Documentary to unravel fascinating secrets of Iron Age site in western Iran
TEHRAN – Iranian filmmaker Keyvan Tabatabaei-Samimi has made a documentary on Ganj Dareh, which was once an Iron Age settlement in western Iran. The site is also one of the cradles of agriculture and livestock domestication in West Asia.
Titled “Ganj Dareh”, the film takes a behind-the-scenes look at one of the most important archaeological discoveries in the country, jointly conducted by Iranian, Danish teams of cultural heritage experts.
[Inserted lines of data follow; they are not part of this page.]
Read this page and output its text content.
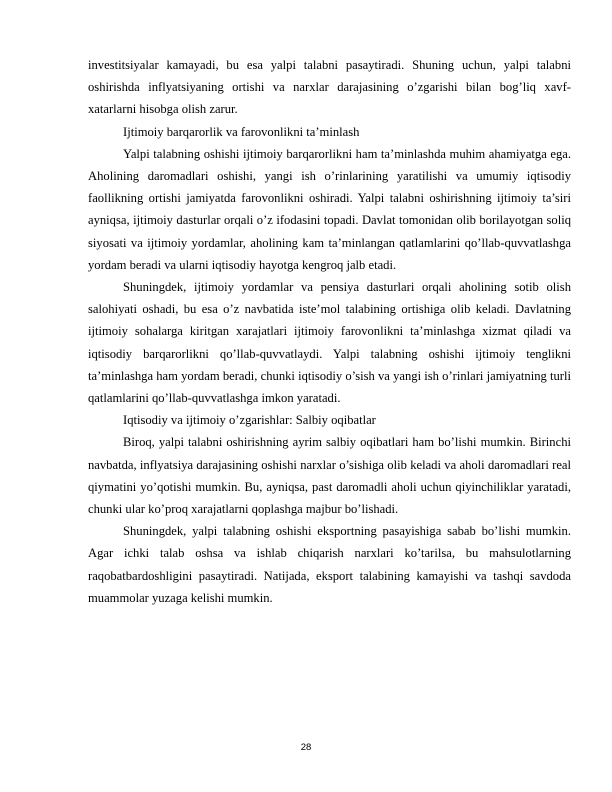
investitsiyalar kamayadi, bu esa yalpi talabni pasaytiradi. Shuning uchun, yalpi talabni oshirishda inflyatsiyaning ortishi va narxlar darajasining o’zgarishi bilan bog’liq xavf-xatarlarni hisobga olish zarur.

Ijtimoiy barqarorlik va farovonlikni ta’minlash

Yalpi talabning oshishi ijtimoiy barqarorlikni ham ta’minlashda muhim ahamiyatga ega. Aholining daromadlari oshishi, yangi ish o’rinlarining yaratilishi va umumiy iqtisodiy faollikning ortishi jamiyatda farovonlikni oshiradi. Yalpi talabni oshirishning ijtimoiy ta’siri ayniqsa, ijtimoiy dasturlar orqali o’z ifodasini topadi. Davlat tomonidan olib borilayotgan soliq siyosati va ijtimoiy yordamlar, aholining kam ta’minlangan qatlamlarini qo’llab-quvvatlashga yordam beradi va ularni iqtisodiy hayotga kengroq jalb etadi.

Shuningdek, ijtimoiy yordamlar va pensiya dasturlari orqali aholining sotib olish salohiyati oshadi, bu esa o’z navbatida iste’mol talabining ortishiga olib keladi. Davlatning ijtimoiy sohalarga kiritgan xarajatlari ijtimoiy farovonlikni ta’minlashga xizmat qiladi va iqtisodiy barqarorlikni qo’llab-quvvatlaydi. Yalpi talabning oshishi ijtimoiy tenglikni ta’minlashga ham yordam beradi, chunki iqtisodiy o’sish va yangi ish o’rinlari jamiyatning turli qatlamlarini qo’llab-quvvatlashga imkon yaratadi.

Iqtisodiy va ijtimoiy o’zgarishlar: Salbiy oqibatlar

Biroq, yalpi talabni oshirishning ayrim salbiy oqibatlari ham bo’lishi mumkin. Birinchi navbatda, inflyatsiya darajasining oshishi narxlar o’sishiga olib keladi va aholi daromadlari real qiymatini yo’qotishi mumkin. Bu, ayniqsa, past daromadli aholi uchun qiyinchiliklar yaratadi, chunki ular ko’proq xarajatlarni qoplashga majbur bo’lishadi.

Shuningdek, yalpi talabning oshishi eksportning pasayishiga sabab bo’lishi mumkin. Agar ichki talab oshsa va ishlab chiqarish narxlari ko’tarilsa, bu mahsulotlarning raqobatbardoshligini pasaytiradi. Natijada, eksport talabining kamayishi va tashqi savdoda muammolar yuzaga kelishi mumkin.

28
In 2019, Iranian and Danish archaeologists and cultural heritage experts discovered new traces of Iron Age occupation in a prehistorical cave during a follow-up archaeology season carried out based on an agreement previously signed between the Razi University of Kermanshah and the University of Copenhagen.
Supervised by Iran’s Research Institute of Cultural Heritage & Tourism, the project was co-led by Iranian archaeologist Hojjat Darabi and Professor Tobias Richter from the Department of Cross-Cultural and Regional Studies at the University of Copenhagen.
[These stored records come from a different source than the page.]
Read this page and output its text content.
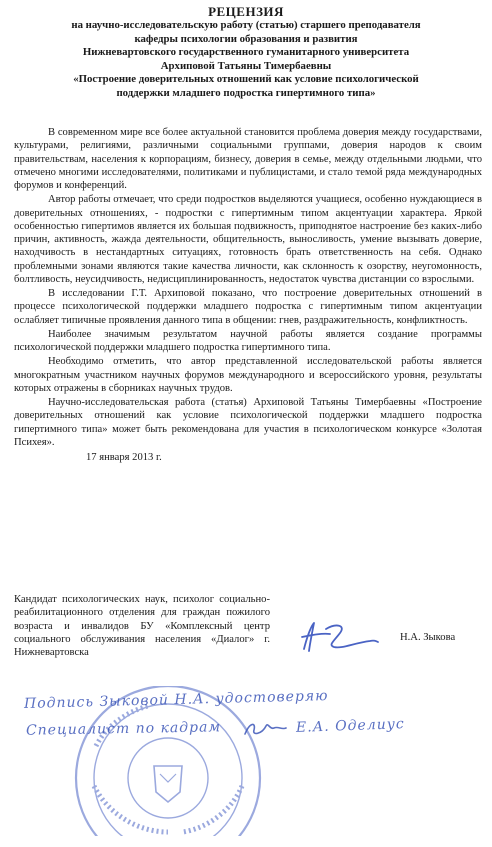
РЕЦЕНЗИЯ
на научно-исследовательскую работу (статью) старшего преподавателя
кафедры психологии образования и развития
Нижневартовского государственного гуманитарного университета
Архиповой Татьяны Тимербаевны
«Построение доверительных отношений как условие психологической
поддержки младшего подростка гипертимного типа»

В современном мире все более актуальной становится проблема доверия между государствами, культурами, религиями, различными социальными группами, доверия народов к своим правительствам, населения к корпорациям, бизнесу, доверия в семье, между отдельными людьми, что отмечено многими исследователями, политиками и публицистами, и стало темой ряда международных форумов и конференций.

Автор работы отмечает, что среди подростков выделяются учащиеся, особенно нуждающиеся в доверительных отношениях, - подростки с гипертимным типом акцентуации характера. Яркой особенностью гипертимов является их большая подвижность, приподнятое настроение без каких-либо причин, активность, жажда деятельности, общительность, выносливость, умение вызывать доверие, находчивость в нестандартных ситуациях, готовность брать ответственность на себя. Однако проблемными зонами являются такие качества личности, как склонность к озорству, неугомонность, болтливость, неусидчивость, недисциплинированность, недостаток чувства дистанции со взрослыми.

В исследовании Г.Т. Архиповой показано, что построение доверительных отношений в процессе психологической поддержки младшего подростка с гипертимным типом акцентуации ослабляет типичные проявления данного типа в общении: гнев, раздражительность, конфликтность.

Наиболее значимым результатом научной работы является создание программы психологической поддержки младшего подростка гипертимного типа.

Необходимо отметить, что автор представленной исследовательской работы является многократным участником научных форумов международного и всероссийского уровня, результаты которых отражены в сборниках научных трудов.

Научно-исследовательская работа (статья) Архиповой Татьяны Тимербаевны «Построение доверительных отношений как условие психологической поддержки младшего подростка гипертимного типа» может быть рекомендована для участия в психологическом конкурсе «Золотая Психея».

17 января 2013 г.

Кандидат психологических наук, психолог социально-реабилитационного отделения для граждан пожилого возраста и инвалидов БУ «Комплексный центр социального обслуживания населения «Диалог» г. Нижневартовска
Н.А. Зыкова
Подпись Зыковой Н.А. удостоверяю
Специалист по кадрам	Е.А. Оделиус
Discoveries were made in Mar-Gurgalan [Sarab] cave that, according to Darabi, was inhabited some 50,000 years ago. “Preliminary results indicate that the cave was inhabited about 50,000 years ago and appears to be used both by the Neanderthals for residing and hunting and by the early Homo sapiens,” Darabi explained.
The cave was previously excavated by Danish archaeologists in the early 1970s, however, the excavations were renewed using new scientific methods, he added. The team managed to collect new evidence concerning how sedentism and agriculture [domestication of plants and animals] started in the region, which is situated in the central Zagros mountain range.
Prof. Ezatollah Negahban (1926 – 2009), who was an Iranian archaeologist known as the father of Iranian modern archaeology, believed that caves and rock shelters were particularly attractive living places for the hunter-gatherers of the early Paleolithic period and the geographic situation of the Iranian Plateau with its bordering mountain systems including the Zagros range on the west and the Alborz range on the north has meant that there were many cave sites which would have been suitable for an early cave-dwelling man.
In general, the Zagros highlands have been subject to more Stone Age research and investigation than have the Alborz Mountains, and therefore a more detailed picture of early cave-dwelling life has been developed for the Zagros region where traces of cave dwellers from the Lower Paleolithic to the Middle Paleolithic, Upper Paleolithic, and Epipaleolithic periods have been found. Although other parts of Persia have been less investigated than the Zagros highlands, traces of cave dwellers have also been found at sites scattered throughout the Iranian Plateau and in the lowlands.